Patients with diabetes fearful of discussing symptoms of hyperglycaemia, survey shows

Survey reveals only 1 in 3 diabetes patients discuss symptoms of high blood glucose levels with their nurse or doctor and 33% do not take their mealtime insulin as prescribed

Patients with diabetes are not discussing symptoms of high blood glucose levels with their nurse or doctor for fear of being chastised, and over half are frustrated by their diabetes management, a survey has revealed.

A third of those surveyed said they took their insulin during or after a meal. Picture: iStock

The survey, conducted in October this year and sponsored by healthcare company Novo Nordisk, took in 200 people living with type 1 or 2 diabetes in the UK, who required mealtime insulin to control their blood glucose levels.

It showed that only 1 in 3 discussed symptoms of hyperglycaemia with their nurse or doctor, and 33% did not take their mealtime insulin as prescribed, despite it affecting their physical and mental well-being.

Reported symptoms of hyperglycaemia ranged from tiredness, thirst and needing to urinate frequently to difficulty concentrating, reduced productivity and irritability. Serious long-term complications can lead to amputation and blindness.

Fear of chastisement 

Reasons cited for not discussing symptoms with a healthcare professional included fear of being chastised for not taking insulin properly, and patients believing they should be able to handle the condition themselves.

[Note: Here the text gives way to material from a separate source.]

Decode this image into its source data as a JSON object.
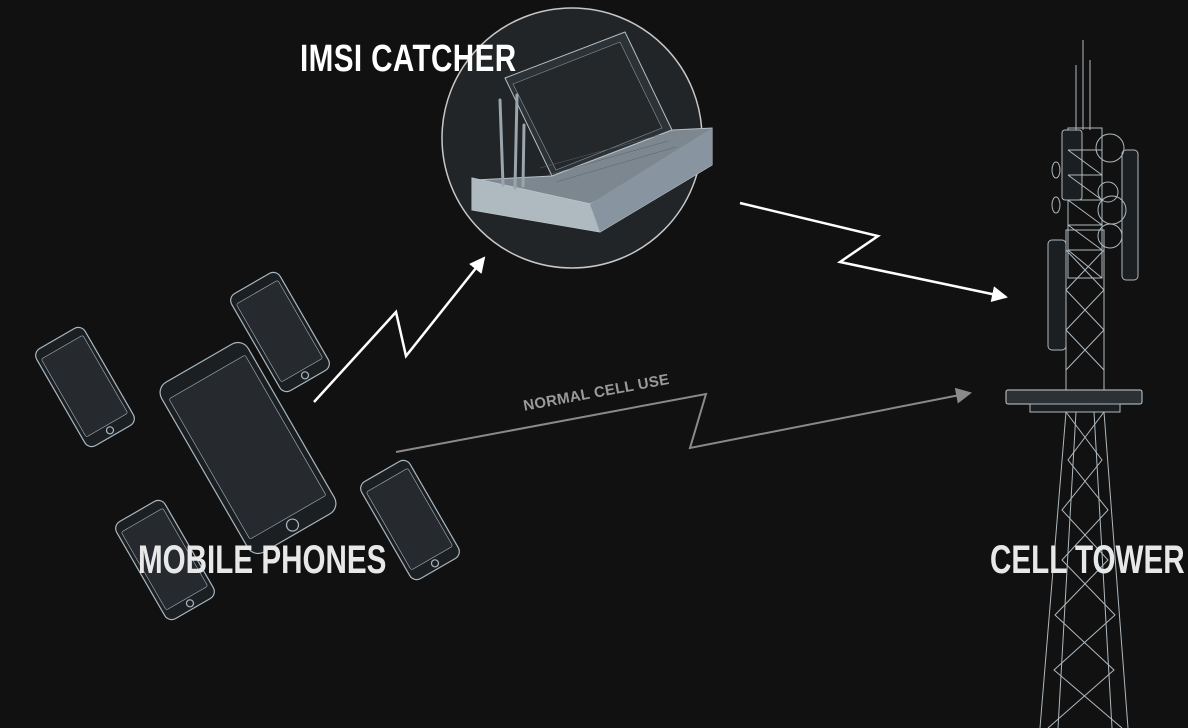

A third of those surveyed said they took their insulin during or after a meal. However, National Institute for Health and Care Excellence guidance says that mealtime insulin should be taken before meals to control a post-prandial glucose ‘spike’.

Grace Vanterpool, diabetes nurse consultant at London North West Healthcare NHS Trust and Diabetes Integrated Care Ealing, advised that patient education and actively coaching them on symptoms of high blood sugar was the key to better management.

She said: ‘There is a growing body of evidence linking the impact of regular high blood sugar with serious complications, such as cardiovascular disease, blindness and nerve damage, so it’s our responsibility as nurses to ensure our patients understand the implications of missing or taking their insulin dose late.’